Parmi les relations littéraires que se créa George Sand à ses débuts, il faut au premier rang placer Balzac. C'était la rencontre des deux écrivains qui, dans le roman, allaient personnifier les tendances contraires de l'idéalisme et du réalisme. Balzac n'avait pas encore produit ses chefs-d'oeuvre, mais déjà il manifestait cette humeur inquiète et fastueuse qui devait sans cesse courir à la poursuite de la fortune, de découvertes merveilleuses et des fantaisies du luxe. L'Histoire de ma Vie raconte plaisamment qu'il avait aménagé son petit appartement de la rue de Cassini en boudoirs de marquise, tendus de soie et de dentelle. Bohême à sa façon, il éprouvait le besoin du superflu et se privait de soupe et de café plutôt que d'argenterie et de porcelaine de Chine. Au surplus, il avait des bizarreries et des caprices d'enfant, dont George Sand relate un spécimen très caractéristique:

«Un soir que nous avions dîné chez Balzac d'une manière étrange, je crois que cela se composait de boeuf bouilli, d'un melon et de champagne frappé, il alla endosser une belle robe de chambre toute neuve, pour nous la montrer avec une joie de petite fille, et voulut sortir ainsi costumé, un bougeoir à la main, pour nous reconduire jusqu'à la grille du Luxembourg. Il était tard, l'endroit désert, et je lui observais qu'il se ferait assassiner en rentrant chez lui. «Du tout, me dit-il; si je rencontre des voleurs, ils me prendront pour un fou, et ils auront peur de moi, ou pour uu prince, et ils me respecteront.» Il faisait une belle nuit calme. Il nous accompagna ainsi, portant sa bougie allumée dans un joli flambeau de vermeil ciselé, parlant des quatre chevaux arabes qu'il n'avait pas encore, qu'il aurait bientôt, qu'il n'a jamais eus, et qu'il a cru fermement avoir pendant quelque temps. Il nous eût reconduits jusqu'à l'autre bout de Paris, si nous l'avions laissé faire.»

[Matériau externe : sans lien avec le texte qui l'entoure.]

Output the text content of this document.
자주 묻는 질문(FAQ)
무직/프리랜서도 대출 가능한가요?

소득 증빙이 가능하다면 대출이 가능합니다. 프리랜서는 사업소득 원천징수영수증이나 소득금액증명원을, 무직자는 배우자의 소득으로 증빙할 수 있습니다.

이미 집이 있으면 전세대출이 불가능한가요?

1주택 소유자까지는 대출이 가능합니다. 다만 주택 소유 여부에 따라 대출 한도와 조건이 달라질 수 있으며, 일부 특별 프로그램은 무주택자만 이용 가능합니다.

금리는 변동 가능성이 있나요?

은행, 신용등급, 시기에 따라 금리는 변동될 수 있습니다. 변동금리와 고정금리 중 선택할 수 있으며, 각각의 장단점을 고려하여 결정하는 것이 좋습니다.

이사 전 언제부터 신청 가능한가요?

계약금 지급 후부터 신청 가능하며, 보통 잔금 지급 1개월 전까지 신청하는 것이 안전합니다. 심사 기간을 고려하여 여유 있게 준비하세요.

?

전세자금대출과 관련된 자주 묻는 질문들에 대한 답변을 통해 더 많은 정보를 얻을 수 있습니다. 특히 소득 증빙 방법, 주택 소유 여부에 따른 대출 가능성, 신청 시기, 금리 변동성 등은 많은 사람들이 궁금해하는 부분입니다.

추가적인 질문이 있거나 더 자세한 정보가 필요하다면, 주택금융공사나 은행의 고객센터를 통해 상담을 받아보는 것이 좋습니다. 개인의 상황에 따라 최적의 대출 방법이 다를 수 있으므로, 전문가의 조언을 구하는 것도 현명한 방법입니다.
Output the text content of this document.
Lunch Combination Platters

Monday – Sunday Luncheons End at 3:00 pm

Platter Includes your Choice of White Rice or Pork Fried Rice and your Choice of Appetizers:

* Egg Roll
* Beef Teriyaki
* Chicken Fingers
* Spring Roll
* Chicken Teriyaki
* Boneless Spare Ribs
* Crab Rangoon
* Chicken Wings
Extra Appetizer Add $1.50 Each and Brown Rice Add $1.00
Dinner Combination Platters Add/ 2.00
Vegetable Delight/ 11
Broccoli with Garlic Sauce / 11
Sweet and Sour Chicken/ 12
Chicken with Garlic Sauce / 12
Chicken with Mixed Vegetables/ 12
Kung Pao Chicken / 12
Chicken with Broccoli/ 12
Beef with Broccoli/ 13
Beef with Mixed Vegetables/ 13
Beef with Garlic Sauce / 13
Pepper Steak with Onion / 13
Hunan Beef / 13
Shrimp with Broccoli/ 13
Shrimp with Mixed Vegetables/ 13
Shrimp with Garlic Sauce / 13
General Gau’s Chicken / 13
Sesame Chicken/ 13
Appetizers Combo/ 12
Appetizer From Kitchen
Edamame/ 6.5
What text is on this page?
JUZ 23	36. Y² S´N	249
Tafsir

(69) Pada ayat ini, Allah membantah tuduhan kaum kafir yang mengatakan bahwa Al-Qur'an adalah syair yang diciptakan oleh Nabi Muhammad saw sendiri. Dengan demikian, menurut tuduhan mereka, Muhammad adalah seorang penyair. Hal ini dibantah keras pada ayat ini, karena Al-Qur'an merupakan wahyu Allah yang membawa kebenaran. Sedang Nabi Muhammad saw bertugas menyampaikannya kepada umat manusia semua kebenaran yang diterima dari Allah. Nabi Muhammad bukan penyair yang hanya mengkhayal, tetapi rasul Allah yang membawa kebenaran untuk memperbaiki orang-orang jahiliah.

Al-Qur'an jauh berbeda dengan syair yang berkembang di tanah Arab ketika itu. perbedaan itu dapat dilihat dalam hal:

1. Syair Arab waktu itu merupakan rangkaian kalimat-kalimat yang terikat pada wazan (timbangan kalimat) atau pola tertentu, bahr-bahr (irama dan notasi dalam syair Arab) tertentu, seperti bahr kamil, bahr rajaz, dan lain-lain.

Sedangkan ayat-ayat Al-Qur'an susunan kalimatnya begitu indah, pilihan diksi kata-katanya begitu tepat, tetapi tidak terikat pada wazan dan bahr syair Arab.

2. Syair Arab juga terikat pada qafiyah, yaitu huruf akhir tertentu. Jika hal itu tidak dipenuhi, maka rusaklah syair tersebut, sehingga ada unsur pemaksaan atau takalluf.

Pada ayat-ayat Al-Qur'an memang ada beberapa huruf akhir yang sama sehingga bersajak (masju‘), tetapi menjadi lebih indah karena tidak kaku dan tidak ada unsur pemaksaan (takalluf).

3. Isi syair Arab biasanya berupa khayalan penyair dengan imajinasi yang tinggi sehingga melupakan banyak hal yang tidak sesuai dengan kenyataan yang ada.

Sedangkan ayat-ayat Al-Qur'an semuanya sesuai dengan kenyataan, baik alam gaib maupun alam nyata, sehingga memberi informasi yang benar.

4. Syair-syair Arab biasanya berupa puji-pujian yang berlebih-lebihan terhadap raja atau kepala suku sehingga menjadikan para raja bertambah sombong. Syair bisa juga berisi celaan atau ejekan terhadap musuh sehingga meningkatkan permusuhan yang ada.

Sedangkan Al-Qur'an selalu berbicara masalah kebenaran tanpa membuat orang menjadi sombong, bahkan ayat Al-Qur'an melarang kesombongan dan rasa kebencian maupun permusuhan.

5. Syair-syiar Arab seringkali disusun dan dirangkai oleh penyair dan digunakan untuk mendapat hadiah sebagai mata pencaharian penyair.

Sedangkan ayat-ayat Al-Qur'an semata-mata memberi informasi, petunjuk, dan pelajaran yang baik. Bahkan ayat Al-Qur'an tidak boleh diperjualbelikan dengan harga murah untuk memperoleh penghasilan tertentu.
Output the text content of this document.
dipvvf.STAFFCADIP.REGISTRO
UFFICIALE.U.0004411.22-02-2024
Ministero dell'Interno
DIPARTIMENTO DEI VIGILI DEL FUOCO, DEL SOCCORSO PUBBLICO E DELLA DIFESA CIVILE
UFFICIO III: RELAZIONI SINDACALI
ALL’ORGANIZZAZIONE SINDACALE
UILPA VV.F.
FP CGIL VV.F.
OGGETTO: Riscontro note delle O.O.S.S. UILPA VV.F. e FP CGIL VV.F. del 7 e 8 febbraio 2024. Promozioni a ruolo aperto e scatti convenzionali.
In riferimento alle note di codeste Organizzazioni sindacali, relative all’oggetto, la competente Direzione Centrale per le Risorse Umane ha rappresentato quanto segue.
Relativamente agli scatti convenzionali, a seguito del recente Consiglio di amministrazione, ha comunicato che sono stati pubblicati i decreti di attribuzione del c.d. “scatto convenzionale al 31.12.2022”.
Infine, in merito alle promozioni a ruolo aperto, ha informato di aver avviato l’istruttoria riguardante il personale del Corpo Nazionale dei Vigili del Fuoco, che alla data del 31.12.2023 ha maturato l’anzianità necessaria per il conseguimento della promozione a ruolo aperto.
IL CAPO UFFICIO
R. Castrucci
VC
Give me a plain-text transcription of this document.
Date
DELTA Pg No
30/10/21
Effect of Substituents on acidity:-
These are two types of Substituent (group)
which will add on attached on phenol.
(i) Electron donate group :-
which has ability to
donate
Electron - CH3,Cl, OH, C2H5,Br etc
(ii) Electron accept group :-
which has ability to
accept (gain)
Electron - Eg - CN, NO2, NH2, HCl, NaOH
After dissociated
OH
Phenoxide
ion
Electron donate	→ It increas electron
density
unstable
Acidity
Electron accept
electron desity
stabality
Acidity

Entre Balzac et George Sand il y avait antinomie de conception. Non qu'elle eût une théorie préconçue lorsqu'elle commença à écrire; mais son tour d'esprit devait la porter à idéaliser les sentiments de ses personnages, alors que Balzac suivait une impulsion toute contraire et qu'il a définie à merveille dans un entretien avec madame Sand: «Vous cherchez l'homme tel qu'il devrait être; moi, je le prends tel qu'il est. Croyez-moi, nous avons raison tous deux.» Et, après avoir indiqué son propre procédé qui consiste à grandir ses personnages dans leur laideur ou leur bêtise, à donner à leurs difformités des proportions effrayantes ou grotesques, il conclut en disant à sa rivale: «Idéalisez dans le joli et dans le beau, c'est un ouvrage de femme.»